I was looking what other books Askr Svarte‘s publisher Prav Publising has available and I ran into Eschatological Optimism. The name of the author did not yet ring a bell.
From the introduction of translator and owner of Prav, Jafe Arnold, it soon became clear to me: here we have a book of Darya Aleksandrovna Dugina (1992-2022), the daugher of Alexander Dugin (1962-) who died in a car crash before she turned 30. The book is introduced by Arnold and Alexander Dugin himself.
Daria had studied philosophy and was so ‘Plato minded’ that she used the pseudonym “Platonova”. Obviously she was massively influenced by her father and the circle around him. I see several similarities with the writings of Askr Svarte (or would that be because they have the same translator?).
Dugina appears to have been an avid writer and lecturer and the book is a collection of lectures and essays. The book is divided in four parts. Two first two are -even though very philosophical- quite interesting. The last two interest me less. These last to parts are -very shortly- about the political side of Platonism and later philosophy.
The first part gave the book its title:
eschatological optimism is the consciousness and recognition that the material world, the given world which we presently take to be pure reality, is illusory: it is an illusion that is about to dissipate and end.

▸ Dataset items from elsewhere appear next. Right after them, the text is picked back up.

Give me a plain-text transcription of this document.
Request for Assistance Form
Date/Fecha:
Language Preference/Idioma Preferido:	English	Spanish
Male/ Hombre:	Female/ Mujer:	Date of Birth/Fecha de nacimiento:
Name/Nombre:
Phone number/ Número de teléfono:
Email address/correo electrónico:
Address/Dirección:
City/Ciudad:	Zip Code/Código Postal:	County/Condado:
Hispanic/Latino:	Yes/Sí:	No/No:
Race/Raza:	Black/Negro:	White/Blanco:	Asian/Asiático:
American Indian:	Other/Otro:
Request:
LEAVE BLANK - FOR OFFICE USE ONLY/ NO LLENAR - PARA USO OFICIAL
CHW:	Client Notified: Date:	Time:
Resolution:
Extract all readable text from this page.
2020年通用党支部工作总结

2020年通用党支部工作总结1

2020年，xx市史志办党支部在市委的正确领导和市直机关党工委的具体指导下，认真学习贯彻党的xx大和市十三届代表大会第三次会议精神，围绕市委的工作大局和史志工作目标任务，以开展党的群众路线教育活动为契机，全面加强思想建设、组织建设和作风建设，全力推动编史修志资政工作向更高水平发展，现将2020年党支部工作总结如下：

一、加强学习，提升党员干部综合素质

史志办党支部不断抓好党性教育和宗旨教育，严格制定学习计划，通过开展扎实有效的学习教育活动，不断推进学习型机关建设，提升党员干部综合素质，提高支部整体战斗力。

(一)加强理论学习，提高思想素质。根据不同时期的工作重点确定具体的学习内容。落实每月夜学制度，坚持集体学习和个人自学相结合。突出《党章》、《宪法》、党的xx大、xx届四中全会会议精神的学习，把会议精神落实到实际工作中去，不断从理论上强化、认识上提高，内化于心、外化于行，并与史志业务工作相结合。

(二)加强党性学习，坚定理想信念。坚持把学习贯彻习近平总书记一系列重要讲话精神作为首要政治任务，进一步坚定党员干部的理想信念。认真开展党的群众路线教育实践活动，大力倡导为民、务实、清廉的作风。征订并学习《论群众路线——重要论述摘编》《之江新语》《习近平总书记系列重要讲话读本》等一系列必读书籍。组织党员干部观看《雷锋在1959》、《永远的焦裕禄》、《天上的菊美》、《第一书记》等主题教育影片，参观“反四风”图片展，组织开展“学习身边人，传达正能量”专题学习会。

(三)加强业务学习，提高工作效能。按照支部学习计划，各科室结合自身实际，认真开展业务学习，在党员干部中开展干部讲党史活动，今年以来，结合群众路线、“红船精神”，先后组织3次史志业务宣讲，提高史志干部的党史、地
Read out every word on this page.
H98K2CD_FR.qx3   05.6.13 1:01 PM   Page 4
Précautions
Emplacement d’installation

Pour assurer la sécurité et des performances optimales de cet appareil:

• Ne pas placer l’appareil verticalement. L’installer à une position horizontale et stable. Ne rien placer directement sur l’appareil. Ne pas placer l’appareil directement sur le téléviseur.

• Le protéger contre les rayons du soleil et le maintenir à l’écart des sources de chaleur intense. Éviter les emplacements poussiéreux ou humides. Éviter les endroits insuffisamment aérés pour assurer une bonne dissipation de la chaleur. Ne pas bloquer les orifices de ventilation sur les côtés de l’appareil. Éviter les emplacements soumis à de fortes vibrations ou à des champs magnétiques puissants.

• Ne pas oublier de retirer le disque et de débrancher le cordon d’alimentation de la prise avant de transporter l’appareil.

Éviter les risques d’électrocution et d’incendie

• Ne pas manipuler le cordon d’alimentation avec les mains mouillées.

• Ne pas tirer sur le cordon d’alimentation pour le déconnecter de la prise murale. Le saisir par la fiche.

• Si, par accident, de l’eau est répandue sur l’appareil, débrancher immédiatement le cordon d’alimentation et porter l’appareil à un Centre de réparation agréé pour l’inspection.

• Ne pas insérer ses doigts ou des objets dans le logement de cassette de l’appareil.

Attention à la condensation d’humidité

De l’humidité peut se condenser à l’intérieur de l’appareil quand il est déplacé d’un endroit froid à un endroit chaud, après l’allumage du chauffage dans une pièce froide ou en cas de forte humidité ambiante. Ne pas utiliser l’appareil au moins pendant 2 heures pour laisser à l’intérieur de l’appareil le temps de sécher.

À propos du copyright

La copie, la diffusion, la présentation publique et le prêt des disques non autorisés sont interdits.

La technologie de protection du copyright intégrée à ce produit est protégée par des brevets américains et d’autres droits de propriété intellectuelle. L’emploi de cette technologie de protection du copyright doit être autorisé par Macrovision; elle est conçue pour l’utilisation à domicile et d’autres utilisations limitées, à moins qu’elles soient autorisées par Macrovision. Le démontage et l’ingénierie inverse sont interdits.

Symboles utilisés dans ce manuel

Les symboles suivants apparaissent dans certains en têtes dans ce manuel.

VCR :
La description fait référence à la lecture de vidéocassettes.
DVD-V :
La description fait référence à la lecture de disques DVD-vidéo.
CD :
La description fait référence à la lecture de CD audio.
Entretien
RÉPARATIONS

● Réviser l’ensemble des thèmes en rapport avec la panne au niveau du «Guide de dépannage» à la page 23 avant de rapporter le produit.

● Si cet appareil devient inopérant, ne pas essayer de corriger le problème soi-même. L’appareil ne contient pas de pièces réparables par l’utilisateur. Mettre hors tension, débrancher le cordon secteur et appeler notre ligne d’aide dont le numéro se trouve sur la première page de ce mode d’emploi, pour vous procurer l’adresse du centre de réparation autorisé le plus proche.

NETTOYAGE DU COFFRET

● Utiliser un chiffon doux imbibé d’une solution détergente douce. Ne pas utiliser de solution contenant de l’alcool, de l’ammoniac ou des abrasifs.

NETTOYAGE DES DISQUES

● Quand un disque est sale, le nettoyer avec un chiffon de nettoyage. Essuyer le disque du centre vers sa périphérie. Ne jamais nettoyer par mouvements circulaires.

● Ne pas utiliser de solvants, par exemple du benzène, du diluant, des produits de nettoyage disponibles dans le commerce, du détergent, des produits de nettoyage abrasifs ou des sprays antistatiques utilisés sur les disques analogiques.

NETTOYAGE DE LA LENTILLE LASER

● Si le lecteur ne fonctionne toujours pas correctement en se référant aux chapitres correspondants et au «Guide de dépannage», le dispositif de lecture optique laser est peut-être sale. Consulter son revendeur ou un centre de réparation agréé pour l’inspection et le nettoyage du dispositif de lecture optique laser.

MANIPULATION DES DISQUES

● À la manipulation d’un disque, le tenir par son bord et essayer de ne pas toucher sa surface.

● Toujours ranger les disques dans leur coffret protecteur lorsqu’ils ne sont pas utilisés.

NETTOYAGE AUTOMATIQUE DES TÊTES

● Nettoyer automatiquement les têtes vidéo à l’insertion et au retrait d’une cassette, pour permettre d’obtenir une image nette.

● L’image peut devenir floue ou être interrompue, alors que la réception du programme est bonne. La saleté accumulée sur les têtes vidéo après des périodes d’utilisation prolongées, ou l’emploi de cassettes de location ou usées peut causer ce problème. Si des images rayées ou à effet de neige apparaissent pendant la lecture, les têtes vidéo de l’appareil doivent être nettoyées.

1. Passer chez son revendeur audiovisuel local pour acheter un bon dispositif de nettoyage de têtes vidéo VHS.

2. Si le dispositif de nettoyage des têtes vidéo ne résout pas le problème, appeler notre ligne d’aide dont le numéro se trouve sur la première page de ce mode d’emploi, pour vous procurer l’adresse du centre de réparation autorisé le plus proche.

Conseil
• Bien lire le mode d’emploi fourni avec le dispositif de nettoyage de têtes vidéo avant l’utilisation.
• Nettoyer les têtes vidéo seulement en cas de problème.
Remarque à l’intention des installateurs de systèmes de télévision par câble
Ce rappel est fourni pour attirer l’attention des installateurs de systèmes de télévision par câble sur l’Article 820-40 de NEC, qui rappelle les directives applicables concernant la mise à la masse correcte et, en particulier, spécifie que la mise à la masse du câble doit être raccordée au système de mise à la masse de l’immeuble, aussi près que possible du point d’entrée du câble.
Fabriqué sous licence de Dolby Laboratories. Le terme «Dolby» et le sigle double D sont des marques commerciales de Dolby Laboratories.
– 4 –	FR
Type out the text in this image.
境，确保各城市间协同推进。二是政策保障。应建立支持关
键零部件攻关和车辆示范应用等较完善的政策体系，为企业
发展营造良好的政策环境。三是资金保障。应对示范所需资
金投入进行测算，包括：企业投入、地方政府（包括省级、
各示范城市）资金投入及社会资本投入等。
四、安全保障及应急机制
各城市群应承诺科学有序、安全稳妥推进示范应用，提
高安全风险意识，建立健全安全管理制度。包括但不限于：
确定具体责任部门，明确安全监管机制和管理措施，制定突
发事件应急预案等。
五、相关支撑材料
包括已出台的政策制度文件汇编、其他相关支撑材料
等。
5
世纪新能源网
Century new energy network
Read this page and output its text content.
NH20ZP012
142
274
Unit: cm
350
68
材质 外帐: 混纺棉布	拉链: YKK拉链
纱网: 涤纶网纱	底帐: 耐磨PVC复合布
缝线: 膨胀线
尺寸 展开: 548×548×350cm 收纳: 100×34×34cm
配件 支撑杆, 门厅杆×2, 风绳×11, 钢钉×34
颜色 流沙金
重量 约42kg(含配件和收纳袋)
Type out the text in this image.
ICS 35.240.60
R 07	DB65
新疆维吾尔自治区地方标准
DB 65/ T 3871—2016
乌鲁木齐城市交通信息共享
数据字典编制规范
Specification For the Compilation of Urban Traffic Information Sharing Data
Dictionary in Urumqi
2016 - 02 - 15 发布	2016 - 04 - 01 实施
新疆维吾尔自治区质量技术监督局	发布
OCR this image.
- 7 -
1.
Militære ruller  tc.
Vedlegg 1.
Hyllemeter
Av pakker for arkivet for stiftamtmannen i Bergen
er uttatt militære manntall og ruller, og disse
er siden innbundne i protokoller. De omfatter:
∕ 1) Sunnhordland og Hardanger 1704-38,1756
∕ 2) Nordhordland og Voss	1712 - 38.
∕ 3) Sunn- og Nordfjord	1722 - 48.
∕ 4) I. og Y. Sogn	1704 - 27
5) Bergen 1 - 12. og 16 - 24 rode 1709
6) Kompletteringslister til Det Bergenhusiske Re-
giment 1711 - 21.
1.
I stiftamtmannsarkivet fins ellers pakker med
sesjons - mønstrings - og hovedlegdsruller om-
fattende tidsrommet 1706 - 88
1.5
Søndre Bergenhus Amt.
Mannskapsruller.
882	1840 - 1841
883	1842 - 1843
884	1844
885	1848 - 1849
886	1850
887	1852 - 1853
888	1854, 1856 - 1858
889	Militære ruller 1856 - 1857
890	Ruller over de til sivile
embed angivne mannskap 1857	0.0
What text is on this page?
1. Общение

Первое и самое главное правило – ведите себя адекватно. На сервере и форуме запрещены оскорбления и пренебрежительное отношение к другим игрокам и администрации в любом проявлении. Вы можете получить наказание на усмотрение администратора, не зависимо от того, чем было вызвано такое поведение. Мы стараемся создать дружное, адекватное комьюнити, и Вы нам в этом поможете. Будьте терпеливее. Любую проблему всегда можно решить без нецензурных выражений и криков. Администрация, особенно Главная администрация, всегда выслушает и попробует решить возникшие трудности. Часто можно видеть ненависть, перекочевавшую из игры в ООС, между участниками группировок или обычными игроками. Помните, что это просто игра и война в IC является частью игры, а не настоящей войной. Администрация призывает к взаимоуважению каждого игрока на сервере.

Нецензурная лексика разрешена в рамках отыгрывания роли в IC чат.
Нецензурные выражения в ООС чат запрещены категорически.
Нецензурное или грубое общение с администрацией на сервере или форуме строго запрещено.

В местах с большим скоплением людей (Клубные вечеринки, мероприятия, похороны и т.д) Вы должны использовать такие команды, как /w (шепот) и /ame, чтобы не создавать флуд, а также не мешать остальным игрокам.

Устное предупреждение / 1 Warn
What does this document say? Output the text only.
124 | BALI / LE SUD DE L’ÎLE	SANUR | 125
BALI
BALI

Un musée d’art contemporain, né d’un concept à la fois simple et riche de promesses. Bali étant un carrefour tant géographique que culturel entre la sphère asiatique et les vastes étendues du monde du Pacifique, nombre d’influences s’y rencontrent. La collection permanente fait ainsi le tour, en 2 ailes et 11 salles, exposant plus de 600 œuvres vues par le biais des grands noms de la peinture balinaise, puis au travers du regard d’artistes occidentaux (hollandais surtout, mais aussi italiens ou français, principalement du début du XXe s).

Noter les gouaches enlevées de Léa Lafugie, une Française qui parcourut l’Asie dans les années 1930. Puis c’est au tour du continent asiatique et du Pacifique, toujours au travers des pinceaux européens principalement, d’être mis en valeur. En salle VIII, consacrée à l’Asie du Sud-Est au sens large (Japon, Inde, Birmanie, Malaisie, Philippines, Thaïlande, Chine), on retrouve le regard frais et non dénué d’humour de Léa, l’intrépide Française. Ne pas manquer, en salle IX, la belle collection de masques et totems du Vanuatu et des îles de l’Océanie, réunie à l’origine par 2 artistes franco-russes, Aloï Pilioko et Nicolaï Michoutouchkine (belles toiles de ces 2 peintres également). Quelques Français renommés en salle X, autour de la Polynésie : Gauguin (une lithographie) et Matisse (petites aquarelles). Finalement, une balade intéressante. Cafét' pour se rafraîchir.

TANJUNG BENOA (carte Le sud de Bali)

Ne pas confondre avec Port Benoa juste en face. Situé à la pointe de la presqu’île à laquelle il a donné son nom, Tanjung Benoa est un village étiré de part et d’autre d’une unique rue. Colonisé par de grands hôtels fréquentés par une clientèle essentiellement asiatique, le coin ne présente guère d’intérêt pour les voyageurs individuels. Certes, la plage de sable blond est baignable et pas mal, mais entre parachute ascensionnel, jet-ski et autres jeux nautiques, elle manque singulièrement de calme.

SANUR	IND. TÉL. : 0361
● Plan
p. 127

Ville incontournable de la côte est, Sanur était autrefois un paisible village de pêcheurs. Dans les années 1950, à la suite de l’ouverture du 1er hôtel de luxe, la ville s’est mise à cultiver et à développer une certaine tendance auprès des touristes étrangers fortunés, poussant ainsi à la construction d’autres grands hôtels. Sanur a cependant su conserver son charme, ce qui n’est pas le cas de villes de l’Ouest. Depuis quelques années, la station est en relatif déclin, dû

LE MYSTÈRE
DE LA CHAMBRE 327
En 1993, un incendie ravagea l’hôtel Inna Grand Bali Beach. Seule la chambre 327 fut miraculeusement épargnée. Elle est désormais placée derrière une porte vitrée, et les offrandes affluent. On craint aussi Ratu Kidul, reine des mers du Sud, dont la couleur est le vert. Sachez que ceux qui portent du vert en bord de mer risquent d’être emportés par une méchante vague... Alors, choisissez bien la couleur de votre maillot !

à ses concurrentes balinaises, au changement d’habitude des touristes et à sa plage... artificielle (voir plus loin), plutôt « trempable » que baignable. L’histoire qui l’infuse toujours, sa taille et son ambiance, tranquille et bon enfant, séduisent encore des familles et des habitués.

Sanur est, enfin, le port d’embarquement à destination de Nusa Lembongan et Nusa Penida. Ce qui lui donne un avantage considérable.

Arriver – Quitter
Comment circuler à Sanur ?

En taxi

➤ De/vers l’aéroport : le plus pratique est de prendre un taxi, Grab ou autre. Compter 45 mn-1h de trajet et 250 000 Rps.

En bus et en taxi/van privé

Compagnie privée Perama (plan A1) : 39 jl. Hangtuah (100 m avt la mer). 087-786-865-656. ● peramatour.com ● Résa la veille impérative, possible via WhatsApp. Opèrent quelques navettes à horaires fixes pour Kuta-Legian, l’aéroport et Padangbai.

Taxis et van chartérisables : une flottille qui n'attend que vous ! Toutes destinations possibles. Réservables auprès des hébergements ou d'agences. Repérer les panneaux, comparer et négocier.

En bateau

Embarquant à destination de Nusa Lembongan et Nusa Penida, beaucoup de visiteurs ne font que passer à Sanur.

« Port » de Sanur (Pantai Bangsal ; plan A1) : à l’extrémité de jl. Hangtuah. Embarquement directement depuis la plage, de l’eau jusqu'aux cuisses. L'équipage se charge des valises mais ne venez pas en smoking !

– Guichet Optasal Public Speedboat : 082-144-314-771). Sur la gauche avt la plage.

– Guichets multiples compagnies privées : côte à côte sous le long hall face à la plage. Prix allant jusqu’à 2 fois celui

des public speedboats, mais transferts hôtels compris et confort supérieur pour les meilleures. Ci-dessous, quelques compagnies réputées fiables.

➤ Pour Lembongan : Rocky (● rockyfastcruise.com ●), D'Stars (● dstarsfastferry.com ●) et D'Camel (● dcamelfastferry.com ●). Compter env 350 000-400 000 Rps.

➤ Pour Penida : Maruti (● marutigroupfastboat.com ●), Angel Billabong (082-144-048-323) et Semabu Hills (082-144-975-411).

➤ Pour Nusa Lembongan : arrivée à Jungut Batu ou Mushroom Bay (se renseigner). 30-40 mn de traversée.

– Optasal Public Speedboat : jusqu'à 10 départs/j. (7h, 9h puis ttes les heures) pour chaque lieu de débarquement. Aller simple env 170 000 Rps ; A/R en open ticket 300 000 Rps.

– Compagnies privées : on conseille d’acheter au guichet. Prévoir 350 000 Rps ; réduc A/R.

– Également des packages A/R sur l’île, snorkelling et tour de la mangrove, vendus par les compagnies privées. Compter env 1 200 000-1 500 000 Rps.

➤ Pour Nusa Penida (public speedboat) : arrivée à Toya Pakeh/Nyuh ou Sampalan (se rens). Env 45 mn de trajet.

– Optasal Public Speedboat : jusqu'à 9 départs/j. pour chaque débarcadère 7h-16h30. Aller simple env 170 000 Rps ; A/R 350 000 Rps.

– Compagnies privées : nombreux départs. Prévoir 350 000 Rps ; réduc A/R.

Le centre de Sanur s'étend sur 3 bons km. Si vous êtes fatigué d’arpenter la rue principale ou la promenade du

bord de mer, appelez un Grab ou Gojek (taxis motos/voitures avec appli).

“Eschatology” is the acknowledgement that the material world is finite. The “optimism” part of the concept is not so much the being happy about that, but more the ‘riding the tiger’ attitude of Julius Evola: we are going down, let us make the best of the time that is left (but also: “live a life of unhappiness”).
Julius Evola represents an authentic revolt within Postmodernity. Guénon is even more fundamental. They show us the paths we can take. For myself, this path is, without a doubt, Orthodoxy and Edinoverie.
Explaining the latter term later in the book.
I belong to Edinoverie. This Edinoverie Church is somwhere between the Old Believers’ Rite and the ruling Church of the Moscow Patriarchate.
So quite like her father, Dugina is interested in philosophy, Traditionalism, politics and Russian Orthodoxy. Different from her father, Dugina was also a feminist, but I must say: of a very specific type that is completely different from our Western view of feminism and so we see that Dugina was also a thinker of her own.
Just like Svarte, Dugina’s writing frequently goes over my head, but it makes an interesting and often non-Western way of thinking inspite of being too philosophical for my liking. She sure was a thinker with great potential, so her early passing is certainly a shame. With an afterword of Daria’s mother Natalya Melentyeva the book has a tragic opening and closing, but it is good that also the Western audience now has a chance to read this young philosopher.